Tag Archives: science

FFORX: 5 scientists on a mission

I know, I know. An English major interested in engineering and numbers! What crazy parallel universe is this? But, despite the stereotype of English and Math mixing as efficiently, or effectively, as oil and water, I happen to thoroughly enjoy the sciences. So I’ve made sure to have friends who not only love math and scienceĀ  but actually understand it, and have tremendous ambitions.

One of my friends did an internship with NASA last year, which opened the door for him to apply to do with research with them this summer on a micro-gravity flight. In complete aerospace engineering nerdiness, he gathered up a group from his class. The group did extensive research regarding potential experiments they could run under NASA’s strict requirements, and they wrote a research proposal while everyone else was attempting to work off their Christmas love-handles. They created FFORX and explained to anyone who gave them 2 seconds the details surrounding the potential contained within ferrofluid.

And their hard work paid off because this summer, they’re traveling to Houston. They’re going to run an experiment dealing with ferrofluids, energy production, and micro-gravity (their website has a detailed, slightly jargony, explanation).
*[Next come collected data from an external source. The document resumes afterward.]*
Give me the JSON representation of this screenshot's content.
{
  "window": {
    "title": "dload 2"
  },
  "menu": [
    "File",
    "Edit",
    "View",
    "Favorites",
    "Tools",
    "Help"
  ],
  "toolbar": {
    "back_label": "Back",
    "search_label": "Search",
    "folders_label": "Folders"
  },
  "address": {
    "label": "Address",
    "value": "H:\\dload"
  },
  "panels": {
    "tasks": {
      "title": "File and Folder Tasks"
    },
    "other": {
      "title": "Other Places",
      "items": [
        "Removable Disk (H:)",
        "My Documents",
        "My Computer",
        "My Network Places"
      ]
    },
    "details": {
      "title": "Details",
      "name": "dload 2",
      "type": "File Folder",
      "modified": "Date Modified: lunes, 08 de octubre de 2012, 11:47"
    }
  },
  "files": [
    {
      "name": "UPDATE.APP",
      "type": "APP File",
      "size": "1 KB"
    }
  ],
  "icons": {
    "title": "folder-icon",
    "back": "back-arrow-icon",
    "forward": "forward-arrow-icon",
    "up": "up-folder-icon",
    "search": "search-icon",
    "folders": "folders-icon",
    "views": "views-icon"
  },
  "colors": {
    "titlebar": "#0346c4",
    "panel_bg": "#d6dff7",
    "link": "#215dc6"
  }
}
What I understand is they’re taking a fluid made of tiny pieces of iron and putting it into a pump to see if they can turn on a light. (complete disclosure: this is probably an over-simplification of their intricate experiment and should reflect my ability to pay attention – see opening statement). And they’re experimenting on NASA’s micro-gravity flight because, if their hypothesis that ferrofluid energy production is effective in a low-gravity environment, it can potentially be used to power rovers in space and on Mars.

FFORX’s genuine excitement, however, works to their advantage; it brings everyone they interact with on board, which has helped them get as far as they have. Houston is not close to Southern California, and their experiment isn’t cheap. And, by making the most of their enthusiasm, their connections through Fullerton College, and their conversation skills, the team has raised a decent chunk of the necessary funds.
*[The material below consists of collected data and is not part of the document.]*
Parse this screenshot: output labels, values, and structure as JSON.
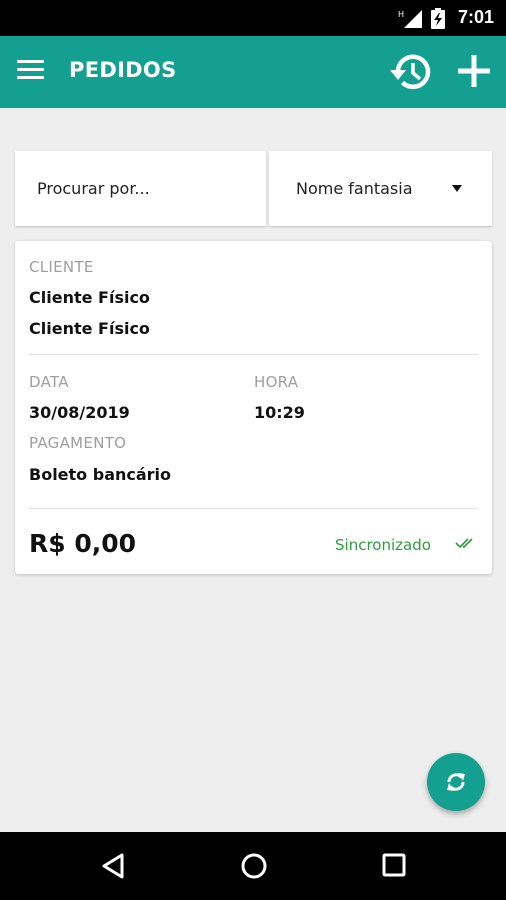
{
  "status_bar": {
    "time": "7:01",
    "network_label": "H"
  },
  "app_bar": {
    "title": "PEDIDOS",
    "menu_icon": "menu-icon",
    "history_icon": "history-icon",
    "add_icon": "add-icon"
  },
  "search": {
    "placeholder": "Procurar por...",
    "value": "",
    "filter_selected": "Nome fantasia"
  },
  "order": {
    "cliente_label": "CLIENTE",
    "cliente_line1": "Cliente Físico",
    "cliente_line2": "Cliente Físico",
    "data_label": "DATA",
    "data_value": "30/08/2019",
    "hora_label": "HORA",
    "hora_value": "10:29",
    "pagamento_label": "PAGAMENTO",
    "pagamento_value": "Boleto bancário",
    "total": "R$ 0,00",
    "sync_status": "Sincronizado"
  },
  "colors": {
    "primary": "#13a090",
    "success": "#2e9e3e",
    "label": "#9e9e9e"
  },
  "fab_icon": "sync-icon",
  "nav_icons": [
    "back-icon",
    "home-icon",
    "recent-apps-icon"
  ]
}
You should check out their site, see more pictures of their experiment, and see how you can connect with them. They’re really fun and quite brilliant, and they deserve each chance they encounter.

Scientists are fantastic

I love scientists. Their curiosity and dedication to discovery inspire me to never stop asking questions and learning.

Their sense of humor and gambling nature make their discoveries entertaining. I’ve heard several stories of major discoveries being fueled by bets. The biggest, most recent one I remember involved Stephen Hawking and a set of encyclopedias on baseball.
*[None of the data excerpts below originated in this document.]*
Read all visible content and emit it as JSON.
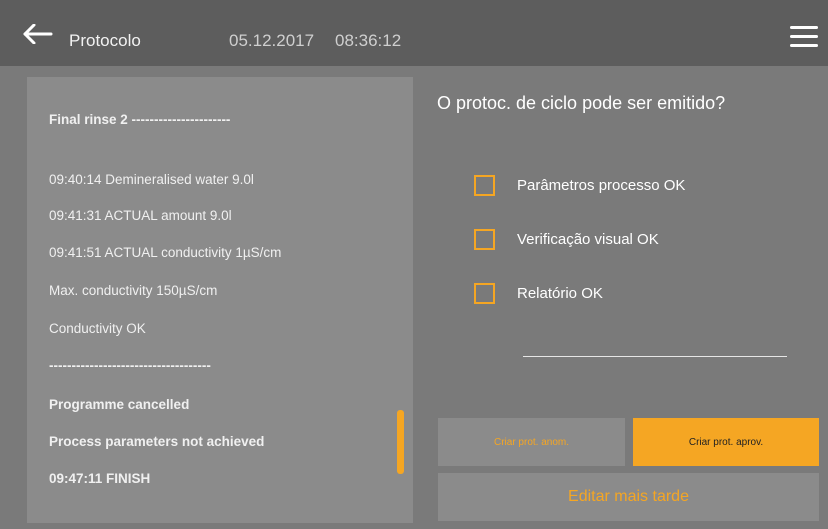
{
  "header": {
    "title": "Protocolo",
    "date": "05.12.2017",
    "time": "08:36:12",
    "back_icon": "arrow-left-icon",
    "menu_icon": "hamburger-menu-icon"
  },
  "log": {
    "lines": [
      "Final rinse 2 ----------------------",
      "09:40:14 Demineralised water 9.0l",
      "09:41:31 ACTUAL amount 9.0l",
      "09:41:51 ACTUAL conductivity 1µS/cm",
      "Max. conductivity 150µS/cm",
      "Conductivity OK",
      "------------------------------------",
      "Programme cancelled",
      "Process parameters not achieved",
      "09:47:11 FINISH"
    ]
  },
  "release": {
    "question": "O protoc. de ciclo pode ser emitido?",
    "checks": [
      {
        "label": "Parâmetros processo OK",
        "checked": false
      },
      {
        "label": "Verificação visual OK",
        "checked": false
      },
      {
        "label": "Relatório OK",
        "checked": false
      }
    ]
  },
  "buttons": {
    "anom": "Criar prot. anom.",
    "aprov": "Criar prot. aprov.",
    "later": "Editar mais tarde"
  },
  "colors": {
    "accent": "#f5a623",
    "topbar": "#5d5d5d",
    "background": "#7a7a7a",
    "panel": "#8b8b8b"
  }
}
So when I stumbled across an article about the title of a paper on dark matter, I wasn’t surprised. Symmetry Breaking, the online element of Symmetry, a particle physics magazine, posted the story behind the title of a paper: “Poker face of inelastic dark matter: Prospects at upcoming direct detection experiments.”

Turns out the reference to Lady Gaga is indeed the result of a lost bet. Which is fantastic.

Frequently, scientist get pictured as out of touch nerds who don’t really care about the world everyone else lives in. I’m sure there are some scientists like that, just as I am sure there are some pop culture fanatics that are out of touch with the world everyone else lives in. But the point is that each group is not necessarily dominated by the stereotypes. If these scientists didn’t pay attention to the world outside of their labs, they would not have such great stakes for their bets.

I hope the science community doesn’t stop with what they’re doing. Especially their betting. Life would be a little dimmer if I couldn’t look forward to whatever the new Britney Spears’ Guide to Semiconductor Physics will be.